King Henry VIII


Henry VIII was born on June 28th 1491, in Greenwich, near London. His sister, Margaret Tudor, married James IV of Scotland. This was a very important marriage in history and here's why:

Margaret's son (James V) went on to rule Scotland. Henry's three children were each to rule England.

If Scotland and England had stayed as two separate countries, there would have been no problem. Each country had its own ruler. But many, including Henry, wanted Scotland and England to become one country and this meant there was a long struggle to decide who should rule over both countries. There could only be one monarch. Which side would you have been on?

Well, it all depended on where you lived. There was no voting in those days. The King or Queen of the day decided everything. Arguments between countries were solved either by arranging marriages between the different kings or queens, or worse, by killing off the king or queen who was in the way!

Henry thought he would be clever and tried to arrange for Mary Queen of Scots to marry his son Edward of England. He even offered to rule Scotland for Mary while she was growing up! This way he could gain control of both countries. He was aiming to be a very powerful man.

Apart from trying to gain control over Scotland, Henry liked to have control in his personal life too.

He is most famous for having six wives, which was very unusual in those days since England was a Catholic country and the Catholic Church didn't allow divorce. For Henry the solution was easy. He just ignored the Catholic Church and set up a new church, the Church of England, with himself at the Head. Then he allowed himself to have a divorce!

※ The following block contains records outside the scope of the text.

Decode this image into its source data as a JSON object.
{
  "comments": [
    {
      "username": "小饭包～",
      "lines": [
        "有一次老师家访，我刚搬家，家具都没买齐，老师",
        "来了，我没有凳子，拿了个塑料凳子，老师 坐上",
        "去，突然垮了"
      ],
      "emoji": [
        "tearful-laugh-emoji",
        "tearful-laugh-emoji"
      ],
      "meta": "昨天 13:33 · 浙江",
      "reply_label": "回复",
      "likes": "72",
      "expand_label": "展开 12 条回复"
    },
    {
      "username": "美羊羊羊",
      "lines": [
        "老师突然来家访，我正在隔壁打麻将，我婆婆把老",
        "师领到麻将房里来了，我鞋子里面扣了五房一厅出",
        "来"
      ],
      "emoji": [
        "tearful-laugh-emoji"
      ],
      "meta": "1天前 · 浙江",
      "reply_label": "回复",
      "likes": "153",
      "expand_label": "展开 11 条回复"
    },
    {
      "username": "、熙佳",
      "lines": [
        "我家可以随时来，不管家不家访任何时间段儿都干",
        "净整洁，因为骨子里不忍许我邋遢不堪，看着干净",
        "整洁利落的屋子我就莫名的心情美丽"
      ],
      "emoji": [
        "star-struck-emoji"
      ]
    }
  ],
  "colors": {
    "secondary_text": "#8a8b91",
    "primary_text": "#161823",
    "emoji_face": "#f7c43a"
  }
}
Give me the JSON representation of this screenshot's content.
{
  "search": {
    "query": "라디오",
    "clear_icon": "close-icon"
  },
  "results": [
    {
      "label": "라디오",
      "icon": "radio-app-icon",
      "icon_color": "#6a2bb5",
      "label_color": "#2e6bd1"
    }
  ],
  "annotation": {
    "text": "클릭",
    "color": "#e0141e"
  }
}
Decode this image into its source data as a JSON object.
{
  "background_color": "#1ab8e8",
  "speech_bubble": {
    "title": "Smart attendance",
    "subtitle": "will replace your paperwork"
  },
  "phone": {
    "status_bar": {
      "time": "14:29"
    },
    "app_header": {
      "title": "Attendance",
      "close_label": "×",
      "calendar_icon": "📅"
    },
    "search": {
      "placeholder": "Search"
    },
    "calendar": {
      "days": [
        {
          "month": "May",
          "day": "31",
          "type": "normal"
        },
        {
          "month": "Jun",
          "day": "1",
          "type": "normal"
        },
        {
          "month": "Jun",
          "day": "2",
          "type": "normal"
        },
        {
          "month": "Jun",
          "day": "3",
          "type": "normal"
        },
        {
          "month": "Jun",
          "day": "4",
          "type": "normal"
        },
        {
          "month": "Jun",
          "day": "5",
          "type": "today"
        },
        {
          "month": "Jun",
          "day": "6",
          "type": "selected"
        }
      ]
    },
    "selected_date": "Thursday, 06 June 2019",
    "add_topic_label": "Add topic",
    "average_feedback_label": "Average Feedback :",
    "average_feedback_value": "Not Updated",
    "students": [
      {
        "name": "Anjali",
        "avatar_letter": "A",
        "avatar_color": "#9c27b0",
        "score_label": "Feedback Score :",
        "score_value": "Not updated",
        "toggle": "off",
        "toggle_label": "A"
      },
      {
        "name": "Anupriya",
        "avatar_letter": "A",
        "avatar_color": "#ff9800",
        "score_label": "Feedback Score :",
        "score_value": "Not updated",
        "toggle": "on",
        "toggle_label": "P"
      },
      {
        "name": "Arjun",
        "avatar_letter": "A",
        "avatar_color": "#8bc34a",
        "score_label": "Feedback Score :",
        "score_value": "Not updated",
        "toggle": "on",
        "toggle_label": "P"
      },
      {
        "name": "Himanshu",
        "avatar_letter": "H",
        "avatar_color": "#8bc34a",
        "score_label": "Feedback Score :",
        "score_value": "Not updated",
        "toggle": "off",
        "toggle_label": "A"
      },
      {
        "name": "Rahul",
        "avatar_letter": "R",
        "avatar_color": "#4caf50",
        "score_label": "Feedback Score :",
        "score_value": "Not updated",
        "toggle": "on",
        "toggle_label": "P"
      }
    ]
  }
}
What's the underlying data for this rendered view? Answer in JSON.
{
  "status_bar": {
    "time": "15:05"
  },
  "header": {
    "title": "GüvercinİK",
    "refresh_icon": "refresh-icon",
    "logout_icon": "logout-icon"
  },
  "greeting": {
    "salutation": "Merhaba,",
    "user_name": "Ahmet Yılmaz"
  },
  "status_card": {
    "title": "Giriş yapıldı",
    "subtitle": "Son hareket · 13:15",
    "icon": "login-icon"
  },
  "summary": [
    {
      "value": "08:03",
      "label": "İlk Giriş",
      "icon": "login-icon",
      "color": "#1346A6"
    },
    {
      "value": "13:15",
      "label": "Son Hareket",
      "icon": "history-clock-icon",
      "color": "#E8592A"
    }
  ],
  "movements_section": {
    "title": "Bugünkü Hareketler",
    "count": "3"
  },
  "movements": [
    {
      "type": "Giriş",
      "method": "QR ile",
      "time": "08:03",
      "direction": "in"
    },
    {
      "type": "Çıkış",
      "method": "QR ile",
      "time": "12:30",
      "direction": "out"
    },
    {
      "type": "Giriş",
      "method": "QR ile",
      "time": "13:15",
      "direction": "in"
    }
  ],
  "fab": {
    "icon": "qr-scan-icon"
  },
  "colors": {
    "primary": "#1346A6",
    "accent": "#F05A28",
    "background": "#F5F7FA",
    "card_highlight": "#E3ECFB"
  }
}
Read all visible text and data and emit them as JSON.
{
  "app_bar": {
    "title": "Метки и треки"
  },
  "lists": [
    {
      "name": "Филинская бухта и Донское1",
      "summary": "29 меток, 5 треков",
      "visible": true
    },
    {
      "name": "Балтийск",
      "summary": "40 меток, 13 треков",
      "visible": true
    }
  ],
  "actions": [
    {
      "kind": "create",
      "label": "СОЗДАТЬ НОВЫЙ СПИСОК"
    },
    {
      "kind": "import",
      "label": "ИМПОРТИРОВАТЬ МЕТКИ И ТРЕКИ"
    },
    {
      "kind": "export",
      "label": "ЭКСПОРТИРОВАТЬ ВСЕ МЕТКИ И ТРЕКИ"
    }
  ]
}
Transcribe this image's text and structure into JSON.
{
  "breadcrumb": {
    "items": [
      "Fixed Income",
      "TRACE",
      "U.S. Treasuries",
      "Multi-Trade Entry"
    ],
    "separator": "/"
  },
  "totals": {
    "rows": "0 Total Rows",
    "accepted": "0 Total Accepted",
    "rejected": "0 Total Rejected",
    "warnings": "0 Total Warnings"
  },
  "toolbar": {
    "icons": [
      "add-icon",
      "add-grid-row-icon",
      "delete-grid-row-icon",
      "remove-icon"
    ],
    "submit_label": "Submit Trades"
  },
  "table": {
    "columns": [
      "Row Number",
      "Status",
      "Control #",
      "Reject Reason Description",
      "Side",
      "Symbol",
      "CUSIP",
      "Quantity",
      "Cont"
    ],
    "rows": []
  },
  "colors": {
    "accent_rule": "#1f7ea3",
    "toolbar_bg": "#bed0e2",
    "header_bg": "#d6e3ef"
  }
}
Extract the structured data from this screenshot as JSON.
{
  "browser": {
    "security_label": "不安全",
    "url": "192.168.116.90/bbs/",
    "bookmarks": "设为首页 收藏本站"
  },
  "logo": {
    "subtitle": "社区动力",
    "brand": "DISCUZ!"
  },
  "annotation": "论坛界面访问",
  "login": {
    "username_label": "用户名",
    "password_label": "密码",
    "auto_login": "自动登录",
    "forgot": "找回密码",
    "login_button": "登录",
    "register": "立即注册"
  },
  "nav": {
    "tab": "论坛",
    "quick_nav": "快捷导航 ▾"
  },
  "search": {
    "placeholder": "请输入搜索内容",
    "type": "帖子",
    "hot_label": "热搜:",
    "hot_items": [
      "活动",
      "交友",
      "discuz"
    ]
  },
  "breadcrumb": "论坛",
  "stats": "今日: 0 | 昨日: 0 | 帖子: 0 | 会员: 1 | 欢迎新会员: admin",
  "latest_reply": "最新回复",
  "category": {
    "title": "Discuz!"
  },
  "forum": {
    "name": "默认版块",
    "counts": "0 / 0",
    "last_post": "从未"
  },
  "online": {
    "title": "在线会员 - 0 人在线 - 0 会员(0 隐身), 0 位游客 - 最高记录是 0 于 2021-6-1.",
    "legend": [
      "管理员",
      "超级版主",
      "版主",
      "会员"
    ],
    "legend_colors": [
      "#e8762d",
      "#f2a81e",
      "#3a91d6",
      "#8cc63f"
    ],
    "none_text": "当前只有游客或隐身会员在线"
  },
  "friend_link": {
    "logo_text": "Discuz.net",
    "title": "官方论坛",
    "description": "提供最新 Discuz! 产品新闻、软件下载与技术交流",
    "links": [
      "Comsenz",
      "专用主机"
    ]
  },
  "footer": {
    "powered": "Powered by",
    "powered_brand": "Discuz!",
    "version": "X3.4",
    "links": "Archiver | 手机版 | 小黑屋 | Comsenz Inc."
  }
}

Then he was able to remarry - six different times! His six wives, in the order that he married them, were: Catherine of Aragon, Anne Boleyn, Jane Seymour, Anne of Cleves, Catherine Howard and Catherine Parr. Sometimes he would divorce his wife to marry a new one and sometimes he had his wife put to death for adultery so that he could marry again. He seemed to have it all his own way.

Henry had three children, each with a different mother. All his children became King or Queen eventually. First was Edward VI (son of Jane Seymour), then Mary I (daughter of Catherine of Aragon) and finally Elizabeth 1 (daughter of Anne Boleyn).

We must remember that Henry's children became King or Queen of England. Not one was King or Queen of Scotland and that was what Henry most wanted - for Scotland and England to be joined together with either himself or one of his children in charge.

This was why Henry attacked Scotland in 1542. He wanted to rule both Scotland and England himself. He succeeded in defeating his nephew King James V of Scotland but he did not manage to control James' daughter, Mary, who then became Mary Queen of Scots. That was left to his daughter Elizabeth after he died.

Henry died in London on January 28th 1547, without managing to sort out the problems between Scotland and England. These problems continued on as Scotland and England struggled to find peace.